Koper attended St. John's University in New York City. In 2007, she moved back to California, where she completed an MBA from Concordia University.

==Trinity Broadcasting Network==
Koper worked at TBN from 2007 to 2011, initially serving in the personnel department. She was named chief financial officer of TBN on July 5, 2011. On August 30, 2011, Koper and her husband (a lawyer, also employed by TBN) claim they wrote a confidential memorandum to Paul Crouch Sr., alleging that "we think current TBN practices and procedures violate the IRS Code and State and Federal Laws... we do not feel comfortable being Secretary/Treasurer without bringing these issues forward." Her concerns included that expensive houses, vehicles and other assets were used exclusively by Crouch family members but accounted for as ministry expenses. She has been highly critical of the alleged extravagances of her uncle Matthew Crouch, Vice President and the many millions of dollars transferred into the film company he runs.

One month after the memo, on September 30, 2011, Koper's employment with TBN was terminated. The employment of her husband, brother, sister, and father by TBN was also terminated later that year.

On February 1, 2012, Koper filed a lawsuit against Davert & Loe, a law firm that had previously represented both Koper and TBN. In this lawsuit, Koper alleged that TBN unlawfully distributed over $50 million to the organization's directors. Koper also accused Davert & Loe of professional negligence and fiduciary duty for allegedly secretly filing a lawsuit against her while continuing to serve as her legal counsel.

On May 10, 2012, Koper filed a declaration in support of a lawsuit filed against TBN by her husband's uncle, Joseph McVeigh. In this declaration, Koper alleged that TBN improperly disbursed large sums of money to its directors.

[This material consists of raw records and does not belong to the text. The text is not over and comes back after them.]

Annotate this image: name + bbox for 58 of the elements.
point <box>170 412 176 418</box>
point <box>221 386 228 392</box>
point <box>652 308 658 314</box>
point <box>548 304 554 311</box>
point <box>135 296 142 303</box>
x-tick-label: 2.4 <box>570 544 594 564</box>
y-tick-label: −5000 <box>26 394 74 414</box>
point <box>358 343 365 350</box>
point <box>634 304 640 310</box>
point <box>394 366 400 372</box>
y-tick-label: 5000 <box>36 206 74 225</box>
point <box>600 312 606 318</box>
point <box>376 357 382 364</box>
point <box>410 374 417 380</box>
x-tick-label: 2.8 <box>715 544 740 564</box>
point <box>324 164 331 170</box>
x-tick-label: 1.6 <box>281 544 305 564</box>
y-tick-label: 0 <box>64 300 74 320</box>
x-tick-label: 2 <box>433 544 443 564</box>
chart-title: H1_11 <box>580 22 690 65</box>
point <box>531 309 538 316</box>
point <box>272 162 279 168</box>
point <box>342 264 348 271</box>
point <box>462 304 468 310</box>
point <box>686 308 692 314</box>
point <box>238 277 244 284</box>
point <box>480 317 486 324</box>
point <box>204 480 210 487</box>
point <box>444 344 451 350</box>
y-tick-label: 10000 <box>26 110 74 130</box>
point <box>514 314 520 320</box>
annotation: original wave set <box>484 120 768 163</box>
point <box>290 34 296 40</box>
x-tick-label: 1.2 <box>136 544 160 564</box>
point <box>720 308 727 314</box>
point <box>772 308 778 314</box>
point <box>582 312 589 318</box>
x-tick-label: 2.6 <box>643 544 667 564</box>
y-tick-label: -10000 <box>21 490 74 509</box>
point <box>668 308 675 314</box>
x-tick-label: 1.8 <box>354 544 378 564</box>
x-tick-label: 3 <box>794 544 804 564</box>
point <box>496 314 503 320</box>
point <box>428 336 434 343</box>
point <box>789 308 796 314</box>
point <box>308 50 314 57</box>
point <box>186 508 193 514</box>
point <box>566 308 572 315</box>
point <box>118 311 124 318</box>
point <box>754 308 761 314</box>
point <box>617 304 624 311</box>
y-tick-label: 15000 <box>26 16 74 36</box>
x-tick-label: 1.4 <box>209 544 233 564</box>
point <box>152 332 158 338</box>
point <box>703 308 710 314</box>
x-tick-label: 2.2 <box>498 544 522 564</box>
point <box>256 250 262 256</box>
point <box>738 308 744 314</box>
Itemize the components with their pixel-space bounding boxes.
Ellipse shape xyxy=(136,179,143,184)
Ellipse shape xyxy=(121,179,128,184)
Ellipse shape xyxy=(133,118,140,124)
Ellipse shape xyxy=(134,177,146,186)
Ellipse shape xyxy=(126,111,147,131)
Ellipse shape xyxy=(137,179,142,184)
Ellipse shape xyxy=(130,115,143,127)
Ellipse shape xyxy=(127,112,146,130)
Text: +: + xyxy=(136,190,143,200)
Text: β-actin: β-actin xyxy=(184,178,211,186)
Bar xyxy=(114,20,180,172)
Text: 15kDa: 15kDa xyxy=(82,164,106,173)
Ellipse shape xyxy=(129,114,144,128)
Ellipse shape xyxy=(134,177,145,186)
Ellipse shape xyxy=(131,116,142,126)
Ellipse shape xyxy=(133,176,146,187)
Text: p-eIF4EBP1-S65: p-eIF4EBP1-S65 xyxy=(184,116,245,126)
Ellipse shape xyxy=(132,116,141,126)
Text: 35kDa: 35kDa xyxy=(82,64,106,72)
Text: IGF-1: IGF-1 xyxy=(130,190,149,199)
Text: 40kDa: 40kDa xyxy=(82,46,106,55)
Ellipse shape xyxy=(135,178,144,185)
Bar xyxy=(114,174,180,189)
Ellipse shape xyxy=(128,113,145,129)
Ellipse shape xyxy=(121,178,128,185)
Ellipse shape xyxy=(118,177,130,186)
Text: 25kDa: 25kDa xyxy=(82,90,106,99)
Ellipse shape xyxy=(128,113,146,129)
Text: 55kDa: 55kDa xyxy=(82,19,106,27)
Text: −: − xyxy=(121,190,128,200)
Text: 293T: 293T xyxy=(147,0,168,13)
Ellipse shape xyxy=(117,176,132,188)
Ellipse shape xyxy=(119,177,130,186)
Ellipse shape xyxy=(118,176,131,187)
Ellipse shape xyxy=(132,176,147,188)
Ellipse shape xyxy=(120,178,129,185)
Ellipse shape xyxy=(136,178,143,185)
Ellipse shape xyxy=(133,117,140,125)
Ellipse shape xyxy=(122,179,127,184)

TBN denied these allegations, and alleged that Koper had fabricated or altered several of the documents that she relied on in her declaration. They also stated that the Kopers moved money into accounts illegally in order to purchase a house and benefit Mr. Koper's uncle. The Kopers said that those were proper loans and had been repaid. TBN said that the lawsuit by Koper was simply a way to divert attention from their own misdeeds.

In interviews, Koper described the actions of her grandparents as "illegal and unconscionable." However, she said she missed her grandmother (her grandfather, Paul Sr., died in 2013) and had made several attempts at contact, none of which were answered. Jan Crouch died on May 31, 2016, from complications of a stroke.